Ollie Poole

No. 52, 54, 88
- Positions: End, defensive end

Personal information
- Born: April 18, 1922 Gloster, Mississippi, U.S.
- Died: June 27, 2009 (aged 87) Ruston, Louisiana, U.S.
- Listed height: 6 ft 3 in (1.91 m)
- Listed weight: 220 lb (100 kg)

Career information
- High school: Crosby (MS)
- College: North Carolina, Ole Miss
- NFL draft: 1944 (15th round, 147th overall pick)

Career history
- New York Yankees (1947); Baltimore Colts (1948); Detroit Lions (1949);

Career NFL statistics
- Games: 22
- Stats at Pro Football Reference

= Ollie Poole =

American football player (1922–2009)

Oliver Lamar Poole (April 18, 1922 - June 27, 2009) was an American professional football player who played at the end and defensive end positions.

==Biography==

Ollie Poole was born in 1922 in Gloster, Mississippi, and attended Crosby High School. He attended the University of Mississippi and played college football there. During World War II, he joined the U.S. Marine Corps and was assigned to the V-12 Training Program at the University of North Carolina. He played in 1943 for the North Carolina Tar Heels football team, winning All-Southern Conference honors. In 1944, he played for the Camp Lejeune Marines football team.

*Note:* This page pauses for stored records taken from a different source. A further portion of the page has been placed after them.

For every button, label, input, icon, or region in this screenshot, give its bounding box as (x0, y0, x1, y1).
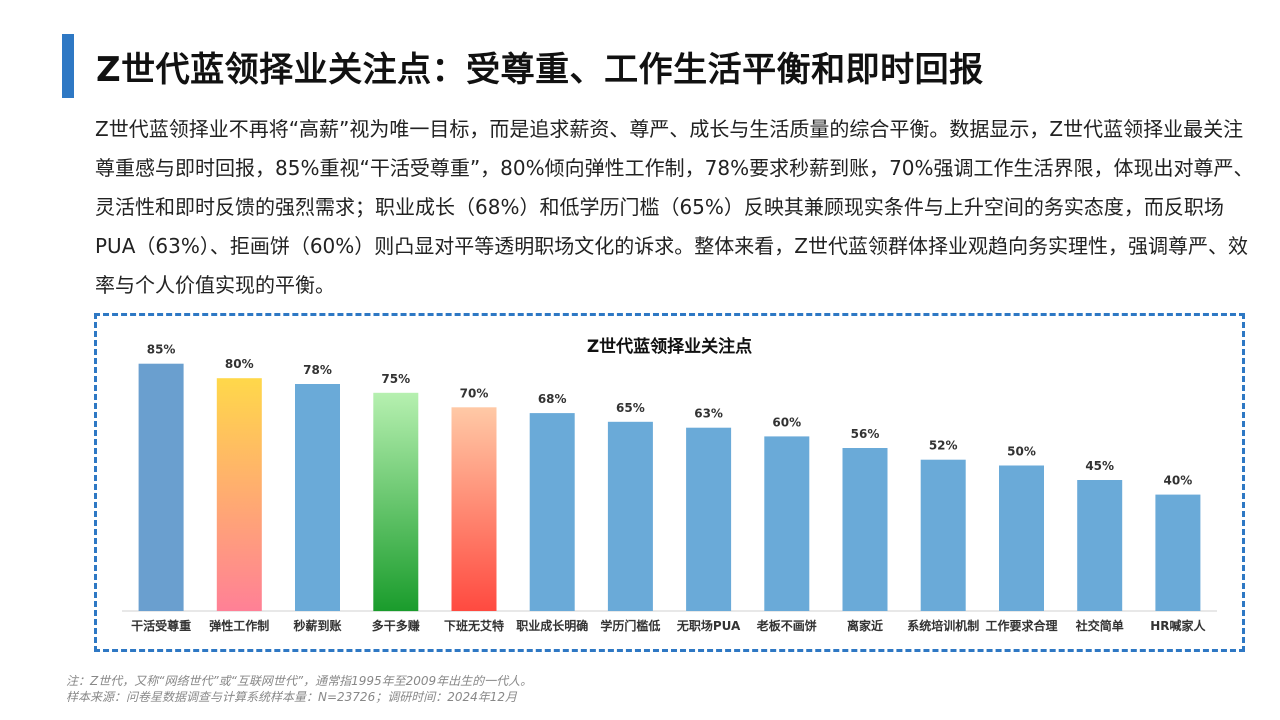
bar-12 (999, 465, 1044, 611)
data-label-8: 63% (694, 407, 723, 421)
intro-paragraph: Z世代蓝领择业不再将“高薪”视为唯一目标，而是追求薪资、尊严、成长与生活质量的综… (95, 117, 1254, 297)
category-label-13: 社交简单 (1075, 618, 1124, 633)
data-label-12: 50% (1007, 445, 1036, 459)
data-label-2: 80% (225, 357, 254, 371)
page-title: Z世代蓝领择业关注点：受尊重、工作生活平衡和即时回报 (96, 50, 984, 90)
footnotes: 注：Z世代，又称“网络世代”或“互联网世代”，通常指1995年至2009年出生的… (66, 673, 532, 705)
footnote-definition: 注：Z世代，又称“网络世代”或“互联网世代”，通常指1995年至2009年出生的… (66, 674, 533, 688)
title-accent-bar (62, 34, 74, 98)
category-label-12: 工作要求合理 (985, 618, 1057, 633)
data-label-14: 40% (1164, 474, 1193, 488)
category-label-8: 无职场PUA (676, 619, 741, 633)
bar-14 (1155, 494, 1201, 611)
category-label-2: 弹性工作制 (209, 618, 269, 633)
category-label-9: 老板不画饼 (757, 618, 817, 633)
category-label-11: 系统培训机制 (907, 618, 979, 633)
category-label-3: 秒薪到账 (293, 618, 341, 633)
bar-2 (216, 378, 262, 611)
category-label-14: HR喊家人 (1150, 618, 1206, 633)
data-label-7: 65% (616, 401, 645, 415)
category-label-5: 下班无艾特 (444, 618, 504, 633)
bar-6 (529, 413, 575, 611)
chart-title: Z世代蓝领择业关注点 (586, 337, 753, 357)
category-label-6: 职业成长明确 (516, 618, 588, 633)
data-label-1: 85% (147, 343, 176, 357)
bar-11 (920, 459, 966, 611)
data-label-5: 70% (460, 386, 489, 400)
footnote-source: 样本来源：问卷星数据调查与计算系统样本量：N=23726；调研时间：2024年1… (66, 690, 518, 704)
data-label-6: 68% (538, 392, 567, 406)
bar-3 (295, 384, 340, 611)
bar-chart: 85% 干活受尊重 80% 弹性工作制 78% 秒薪到账 75% 多干多赚 70% 下班无艾特 68… (122, 343, 1217, 633)
bar-1 (138, 363, 184, 611)
category-label-1: 干活受尊重 (131, 618, 191, 633)
category-label-7: 学历门槛低 (600, 618, 660, 633)
bar-7 (607, 421, 653, 611)
bar-13 (1077, 480, 1123, 611)
bar-4 (373, 392, 419, 612)
data-label-3: 78% (303, 363, 332, 377)
data-label-13: 45% (1085, 459, 1114, 473)
bar-5 (451, 407, 497, 611)
bar-10 (842, 448, 888, 611)
bar-8 (686, 427, 732, 611)
bar-9 (764, 436, 810, 611)
chart-frame: Z世代蓝领择业关注点 85% 干活受尊重 80% 弹性工作制 78% 秒薪到账 75% 多干多… (94, 313, 1245, 652)
data-label-11: 52% (929, 439, 958, 453)
category-label-4: 多干多赚 (372, 618, 420, 633)
data-label-10: 56% (851, 427, 880, 441)
data-label-9: 60% (772, 415, 801, 429)
category-label-10: 离家近 (847, 618, 883, 633)
data-label-4: 75% (381, 372, 410, 386)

He was selected by the New York Giants in the 15th round (147th overall pick) of the 1944 NFL draft but did not play for the Giants. He played professional football in the All-America Football Conference (AAFC) for the New York Yankees in 1947 and the Baltimore Colts in 1948 and in the National Football League (NFL) for the Detroit Lions in 1949. He appeared in a total of 14 AAFC and eight NFL games.

After his playing career ended, Poole was a teacher and high school and junior college football coach in Mississippi and Louisiana. He died in 2008 in Ruston, Louisiana, at age 87.